Gibt es aus Ihrer Sicht keine kritischen Punkte an der Nationalparkplanung?
Drenckhahn: Die Fläche von rund 10 000 Hektar halte ich angesichts der über 40 000 Hektar großen Staatswaldfläche im Spessart für viel zu klein. Ich hätte die doppelte Größe erwartet, wie im Bayerischen Wald. Also über 20 000 Hektar.
Also gut, ein Plädoyer zum Schluss: Was spricht trotz der begrenzten Größe für den Nationalpark im Spessart?
Drenckhahn: Die vorgesehene Fläche nördlich und südlich der Autobahn ist ein wahres Juwel der biologischen Vielfalt mit vielen vom Aussterben bedrohten Arten. Die dauerhafte Sicherung als wertvolles Naturerbe durch einen Nationalpark wäre ein großer Erfolg. Meine Erfahrungen mit anderen Nationalparkgebieten im In- und Ausland haben immer wieder gezeigt, dass durch Naturtourismus ungeahnte neue Einnahmequellen für breite Teile der Bevölkerung entstehen. Dazu sind ja auch große Investitionen der Staatsregierung vorgesehen. Obendrein entwickelt sich auch immer eine neue Form der Sicht und des Stolzes auf die eigene Heimat. Überall werden nach kurzer Zeit Nationalparks als große Glücksfälle für die Region bezeichnet. Der Spessart hat einen Nationalpark verdient.

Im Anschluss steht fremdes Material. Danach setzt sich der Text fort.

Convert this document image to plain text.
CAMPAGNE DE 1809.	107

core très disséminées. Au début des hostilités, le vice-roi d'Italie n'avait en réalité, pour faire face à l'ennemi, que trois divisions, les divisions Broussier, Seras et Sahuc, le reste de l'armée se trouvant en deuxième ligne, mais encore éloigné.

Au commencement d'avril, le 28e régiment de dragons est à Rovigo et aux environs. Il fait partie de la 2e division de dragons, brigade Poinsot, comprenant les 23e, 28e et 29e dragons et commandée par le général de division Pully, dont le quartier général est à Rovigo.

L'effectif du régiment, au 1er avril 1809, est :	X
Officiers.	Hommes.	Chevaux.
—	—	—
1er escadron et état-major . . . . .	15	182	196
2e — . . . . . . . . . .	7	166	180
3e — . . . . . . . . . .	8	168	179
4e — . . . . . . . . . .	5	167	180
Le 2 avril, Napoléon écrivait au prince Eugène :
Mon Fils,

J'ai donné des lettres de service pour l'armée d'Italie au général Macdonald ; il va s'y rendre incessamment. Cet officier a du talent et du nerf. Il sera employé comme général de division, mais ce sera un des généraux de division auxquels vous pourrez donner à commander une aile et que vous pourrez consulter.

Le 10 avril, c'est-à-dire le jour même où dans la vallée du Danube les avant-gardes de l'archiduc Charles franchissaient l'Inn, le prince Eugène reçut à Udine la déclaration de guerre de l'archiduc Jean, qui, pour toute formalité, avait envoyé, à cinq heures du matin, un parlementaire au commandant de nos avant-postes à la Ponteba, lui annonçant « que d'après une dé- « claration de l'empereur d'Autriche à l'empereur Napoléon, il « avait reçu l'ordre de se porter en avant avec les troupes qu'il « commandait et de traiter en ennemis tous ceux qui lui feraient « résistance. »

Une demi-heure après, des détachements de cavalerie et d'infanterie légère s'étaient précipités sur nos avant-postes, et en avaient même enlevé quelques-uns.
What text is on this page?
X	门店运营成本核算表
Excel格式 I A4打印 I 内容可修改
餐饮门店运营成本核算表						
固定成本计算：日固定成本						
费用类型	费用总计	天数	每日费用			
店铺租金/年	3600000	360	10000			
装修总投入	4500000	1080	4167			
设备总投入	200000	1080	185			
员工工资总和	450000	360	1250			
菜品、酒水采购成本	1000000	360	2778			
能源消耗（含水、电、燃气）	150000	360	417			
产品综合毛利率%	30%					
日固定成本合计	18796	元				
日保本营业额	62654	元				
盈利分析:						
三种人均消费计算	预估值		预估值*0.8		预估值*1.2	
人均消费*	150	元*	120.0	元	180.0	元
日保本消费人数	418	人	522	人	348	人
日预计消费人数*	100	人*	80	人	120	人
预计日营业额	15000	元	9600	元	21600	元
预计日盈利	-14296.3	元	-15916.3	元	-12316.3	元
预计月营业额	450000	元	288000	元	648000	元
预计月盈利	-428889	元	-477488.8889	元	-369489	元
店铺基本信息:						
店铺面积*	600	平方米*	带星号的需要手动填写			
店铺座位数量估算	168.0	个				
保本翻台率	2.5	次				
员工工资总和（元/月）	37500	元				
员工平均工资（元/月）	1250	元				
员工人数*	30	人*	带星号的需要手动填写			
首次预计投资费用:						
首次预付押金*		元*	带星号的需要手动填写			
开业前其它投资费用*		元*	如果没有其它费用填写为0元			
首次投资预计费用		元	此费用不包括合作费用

Zur Person Detlev Drenckhahn war zwölf Jahre lang Präsident des World Wide Fund for Nature (WWF) in Deutschland ist seit Juli 2016 Ehrenpräsident. 1944 auf Rügen geboren, war Drenckhahn als Initiator einer Umweltbewegung wesentlich an der Gründung des Nationalparks Wattenmeer in den 70er und 80er Jahren beteiligt. Sein beruflicher Weg führte den Mediziner 1990 nach Würzburg, wo er zum Inhaber des Lehrstuhls für Anatomie berufen wurde. Für seine Verdienste im Naturschutz wurde Drenckhahn 2009 mit dem Bundesverdienstkreuz am Bande ausgezeichnet. Den Spessart kennt er gut: Seit 15 Jahren beschäftigt er sich mit der Kartierung der heimischen Pflanzenwelt und der Entdeckung neuer Pflanzenarten.